株主総会は、企業の所有者として株主が重要な事項を決定する会議です。毎年決算後に行われるものは定時株主総会と呼ばれ、主に決算の報告等が行われます。これとは別に、それ以外の時期に重要な事項を決める臨時株主総会というものがあります。ここでは、臨時株主総会を開催しなければならない場合や、その際に作成される議事録の作成について現役の公認会計士が解説していきます。
そもそも、定時にしても臨時にしても株主総会とはどのような会になるのでしょうか?これは、会社の株主が会社の基本事項である定款を決めたり、役員の選任をしたり、会社にとって重要な事項を決めたりする最高機関となります。つまり、取締役会よりも上位機関となりますので、取締役会で決められないようなものは株主総会で決めることになります。
この中でも臨時株主総会というのはより重要なことを決議する会となります。例えば、取締役は3名以上いないといけないとしているため、役員が死亡したり何らかの形で退任したりした際には速やかに取締役を補充しなければなりません。このような場合は臨時株主総会が開催されます。また、通常の株式の発行は取締役会で行われるのですが、特定の第三者に有利な金額で株式を発行する場合は、臨時株主総会を開催しなければなりません。これは、通常の価格であれば特に誰も損することはないのですが、有利な発行となると既存の株主に不利益が生じる可能性があるので、慎重な審議が必要となるからです。
臨時株主総会議事録は、定時株主総会議事録の書き方と基本的には同様ですが、要点を解説します。
まず、以下の事項を記載します。
これらの事項を記載することで、臨時株主総会が有効に成立しているかどうかを明らかにしておく必要があります。中でも重要な会社の合併などについては過半数ではなく3分の2以上の特別決議による承認を求められることがあるので、留意が必要となります。
次に、誰が議長となり進行しているかの記載が必要です。基本的には代表取締役が務めることがほとんどですので、その旨を記載します。
また、議案を記載します。例えば株式譲渡承認の件、等議案を簡単に記載し、内容を記載します。この時、あまり長い記載は読みづらい為控えた方が良いですが、肝心な事項の記載を忘れないようにしましょう。例えば、譲渡する株数や合併であればその相手先や条件など、あまりにも長くなるようでしたら別紙参照となりますが、別紙があったとしても要点は議事録に残す必要があります。
臨時株主総会議事録には押印が必要でしょうか?
それは、自社の定款に、株主総会の議事録に誰が押印するか記載されているかどうかによって異なります。

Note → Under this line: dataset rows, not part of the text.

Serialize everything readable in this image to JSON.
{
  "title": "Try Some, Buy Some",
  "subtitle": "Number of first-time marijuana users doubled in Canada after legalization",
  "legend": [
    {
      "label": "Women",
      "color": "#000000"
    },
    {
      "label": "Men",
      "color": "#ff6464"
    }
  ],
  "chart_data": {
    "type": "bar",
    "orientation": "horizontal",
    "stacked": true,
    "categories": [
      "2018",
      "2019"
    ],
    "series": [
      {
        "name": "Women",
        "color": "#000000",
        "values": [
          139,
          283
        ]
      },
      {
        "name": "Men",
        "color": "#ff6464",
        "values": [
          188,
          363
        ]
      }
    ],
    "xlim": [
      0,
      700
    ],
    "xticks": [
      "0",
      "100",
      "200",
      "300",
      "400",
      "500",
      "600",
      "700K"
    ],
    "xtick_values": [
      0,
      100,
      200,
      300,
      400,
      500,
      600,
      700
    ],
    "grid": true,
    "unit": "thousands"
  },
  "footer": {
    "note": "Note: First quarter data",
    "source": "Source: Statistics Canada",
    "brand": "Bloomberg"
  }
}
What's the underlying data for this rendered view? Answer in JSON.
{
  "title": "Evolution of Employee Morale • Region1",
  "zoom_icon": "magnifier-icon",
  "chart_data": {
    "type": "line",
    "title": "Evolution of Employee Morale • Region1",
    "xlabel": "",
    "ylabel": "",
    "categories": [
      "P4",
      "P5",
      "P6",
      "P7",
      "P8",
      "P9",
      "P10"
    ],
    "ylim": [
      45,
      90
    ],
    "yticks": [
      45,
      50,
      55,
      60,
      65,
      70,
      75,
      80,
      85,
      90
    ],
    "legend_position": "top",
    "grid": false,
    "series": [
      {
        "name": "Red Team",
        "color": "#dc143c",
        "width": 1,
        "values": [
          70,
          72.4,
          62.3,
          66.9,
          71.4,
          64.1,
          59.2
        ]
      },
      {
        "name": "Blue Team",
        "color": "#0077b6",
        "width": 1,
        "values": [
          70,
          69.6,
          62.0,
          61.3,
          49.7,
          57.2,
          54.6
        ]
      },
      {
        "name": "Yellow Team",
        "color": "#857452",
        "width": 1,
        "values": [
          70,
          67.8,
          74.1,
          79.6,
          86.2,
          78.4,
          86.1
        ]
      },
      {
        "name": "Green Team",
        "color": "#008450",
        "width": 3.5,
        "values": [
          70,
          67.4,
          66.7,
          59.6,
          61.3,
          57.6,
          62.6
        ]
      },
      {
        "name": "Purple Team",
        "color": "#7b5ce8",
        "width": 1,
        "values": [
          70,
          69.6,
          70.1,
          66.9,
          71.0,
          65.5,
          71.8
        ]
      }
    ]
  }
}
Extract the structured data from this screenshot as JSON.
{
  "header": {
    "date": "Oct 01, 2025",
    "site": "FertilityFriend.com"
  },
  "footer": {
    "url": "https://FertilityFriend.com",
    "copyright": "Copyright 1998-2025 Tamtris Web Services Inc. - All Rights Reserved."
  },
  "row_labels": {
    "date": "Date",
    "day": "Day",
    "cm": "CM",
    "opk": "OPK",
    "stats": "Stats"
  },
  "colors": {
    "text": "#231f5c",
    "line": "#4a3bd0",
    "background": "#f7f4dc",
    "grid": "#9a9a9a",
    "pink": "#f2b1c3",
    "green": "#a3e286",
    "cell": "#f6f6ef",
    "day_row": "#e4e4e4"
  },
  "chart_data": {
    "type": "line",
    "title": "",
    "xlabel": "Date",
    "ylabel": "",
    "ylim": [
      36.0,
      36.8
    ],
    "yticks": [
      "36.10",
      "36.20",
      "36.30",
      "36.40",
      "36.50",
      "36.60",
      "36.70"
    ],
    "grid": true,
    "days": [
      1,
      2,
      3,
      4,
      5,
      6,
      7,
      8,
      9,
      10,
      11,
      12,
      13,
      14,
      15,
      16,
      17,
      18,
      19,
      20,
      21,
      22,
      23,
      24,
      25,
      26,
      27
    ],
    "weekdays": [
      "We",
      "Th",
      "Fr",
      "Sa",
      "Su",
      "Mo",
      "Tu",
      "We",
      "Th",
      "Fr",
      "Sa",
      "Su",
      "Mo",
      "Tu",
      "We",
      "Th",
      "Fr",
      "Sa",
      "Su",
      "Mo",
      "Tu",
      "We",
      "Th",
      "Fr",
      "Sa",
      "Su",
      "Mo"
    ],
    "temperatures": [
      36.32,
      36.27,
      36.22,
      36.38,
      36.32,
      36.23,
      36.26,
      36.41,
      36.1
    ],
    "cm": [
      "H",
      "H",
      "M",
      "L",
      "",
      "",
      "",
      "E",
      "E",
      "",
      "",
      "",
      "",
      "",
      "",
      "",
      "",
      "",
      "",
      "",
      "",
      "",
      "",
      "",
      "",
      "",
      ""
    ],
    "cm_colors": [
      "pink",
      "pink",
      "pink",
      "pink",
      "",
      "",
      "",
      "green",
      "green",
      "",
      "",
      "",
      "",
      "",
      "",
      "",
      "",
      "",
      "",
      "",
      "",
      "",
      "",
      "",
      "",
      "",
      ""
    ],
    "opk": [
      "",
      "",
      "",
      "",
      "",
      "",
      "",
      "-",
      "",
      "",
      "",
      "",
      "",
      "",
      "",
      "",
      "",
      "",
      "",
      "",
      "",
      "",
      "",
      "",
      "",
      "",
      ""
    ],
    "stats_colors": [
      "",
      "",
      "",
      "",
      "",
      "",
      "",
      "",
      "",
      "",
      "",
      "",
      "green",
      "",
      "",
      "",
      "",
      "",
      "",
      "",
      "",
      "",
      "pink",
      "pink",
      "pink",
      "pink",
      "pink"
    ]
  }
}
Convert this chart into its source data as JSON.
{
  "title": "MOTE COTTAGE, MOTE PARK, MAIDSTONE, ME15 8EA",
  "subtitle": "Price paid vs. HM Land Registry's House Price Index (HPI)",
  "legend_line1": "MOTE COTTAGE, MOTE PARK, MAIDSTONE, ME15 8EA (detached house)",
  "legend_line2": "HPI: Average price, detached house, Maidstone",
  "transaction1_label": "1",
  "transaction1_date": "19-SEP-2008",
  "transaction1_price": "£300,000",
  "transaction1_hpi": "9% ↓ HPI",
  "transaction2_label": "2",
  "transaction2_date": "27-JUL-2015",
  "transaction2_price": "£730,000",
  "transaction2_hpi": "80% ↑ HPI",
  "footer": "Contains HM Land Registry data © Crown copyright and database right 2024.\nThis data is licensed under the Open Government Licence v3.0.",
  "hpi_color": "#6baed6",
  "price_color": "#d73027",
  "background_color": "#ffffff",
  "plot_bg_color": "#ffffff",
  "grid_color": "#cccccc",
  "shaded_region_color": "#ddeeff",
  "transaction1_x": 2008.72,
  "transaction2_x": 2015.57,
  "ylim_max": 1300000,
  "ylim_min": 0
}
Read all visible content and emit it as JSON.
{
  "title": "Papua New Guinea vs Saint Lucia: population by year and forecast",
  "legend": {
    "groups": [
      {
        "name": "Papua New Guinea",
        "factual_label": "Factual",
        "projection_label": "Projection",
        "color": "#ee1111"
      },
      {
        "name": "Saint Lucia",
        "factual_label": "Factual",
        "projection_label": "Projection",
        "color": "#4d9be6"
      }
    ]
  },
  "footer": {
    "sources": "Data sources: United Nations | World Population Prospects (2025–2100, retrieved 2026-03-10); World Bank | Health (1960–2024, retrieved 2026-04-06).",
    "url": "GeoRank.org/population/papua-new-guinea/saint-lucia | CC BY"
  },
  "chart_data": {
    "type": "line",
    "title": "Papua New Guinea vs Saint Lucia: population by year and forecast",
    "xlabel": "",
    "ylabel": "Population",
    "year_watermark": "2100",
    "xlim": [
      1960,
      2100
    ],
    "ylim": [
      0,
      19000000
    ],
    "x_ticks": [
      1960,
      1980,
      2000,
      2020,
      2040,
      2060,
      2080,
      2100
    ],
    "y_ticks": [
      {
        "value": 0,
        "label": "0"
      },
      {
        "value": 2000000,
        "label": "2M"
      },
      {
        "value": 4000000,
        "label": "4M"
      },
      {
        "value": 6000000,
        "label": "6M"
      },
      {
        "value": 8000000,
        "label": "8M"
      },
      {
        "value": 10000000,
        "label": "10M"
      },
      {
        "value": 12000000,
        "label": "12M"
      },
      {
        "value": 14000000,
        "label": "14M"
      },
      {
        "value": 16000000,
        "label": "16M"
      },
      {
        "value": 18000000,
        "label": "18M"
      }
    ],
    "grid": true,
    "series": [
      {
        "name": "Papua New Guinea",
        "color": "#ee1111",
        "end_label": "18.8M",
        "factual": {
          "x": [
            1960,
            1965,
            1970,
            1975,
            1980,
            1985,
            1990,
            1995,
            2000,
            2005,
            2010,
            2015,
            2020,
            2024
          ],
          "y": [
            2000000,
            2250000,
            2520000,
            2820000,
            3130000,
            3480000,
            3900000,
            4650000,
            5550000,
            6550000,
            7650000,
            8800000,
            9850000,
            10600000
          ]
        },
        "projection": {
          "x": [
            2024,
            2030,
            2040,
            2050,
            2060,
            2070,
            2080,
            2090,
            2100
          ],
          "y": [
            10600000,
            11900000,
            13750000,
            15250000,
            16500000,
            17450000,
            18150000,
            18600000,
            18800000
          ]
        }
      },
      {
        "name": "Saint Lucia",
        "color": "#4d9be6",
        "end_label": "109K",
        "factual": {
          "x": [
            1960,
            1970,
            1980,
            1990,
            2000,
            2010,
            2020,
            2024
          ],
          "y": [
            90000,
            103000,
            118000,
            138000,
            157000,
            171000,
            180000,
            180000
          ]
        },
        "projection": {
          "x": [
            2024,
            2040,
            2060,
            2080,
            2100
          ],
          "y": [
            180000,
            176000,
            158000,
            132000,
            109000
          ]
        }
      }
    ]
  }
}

まず、議長及び出席した取締役の押印が必要とされている場合は、その通りそれぞれの押印が必要となります。代表取締役は会社の代表印を、出席取締役は認印を押印することとなります。
一方で、特段誰かの押印について触れていない場合は議長及び出席取締役の押印は不要となります。しかし、押印のない議事録を残すことは何らかのトラブルを招く原因となるため、会社の代表社印を押しておくことをお勧めします。また、急いで決議を行ったために書面決議となってしまった場合においても代表者印を押しておくことが賢明です。
臨時株主総会議事録は、特に株主が一人しかいない場合などは軽視されがちで、登記に必要な時以外はそれほど意識をして作らないかもしれません。ですが、会社の最高意思決定機関が決定した内容を記す重要な書類なのですぐに捨てていいものではありません。会社法では、基本的に10年間は保存しておかねばならず、保管していなかった場合は最高で100万円の罰金命令が下されます。
この据え置き期間が過ぎてしまったら特に保管義務はなくなるので、処分しても法律的には構いません。しかし、10年経過してから当該企業の株式を相続した親族などと何らかの法的な争いをする可能性があるため、永久に保管しておくことをお勧めします。
昨今のIT化が進んだことによって、株主総会議事録は電子媒体での記録が認められるようになっています。専用のソフトを用いなくてはならないわけではなく、あらかじめ紙で作成された書面をスキャンしても良いですし、電子的な記録を用いたものをそのまま保存しても構いません。これにより、何十年もキャビネットで保管しなくともCD-ROM等に保存しておけます。しかし、CD-ROMは磁器による影響を受けやすい為、バックアップを取ったりする対策が必要となります。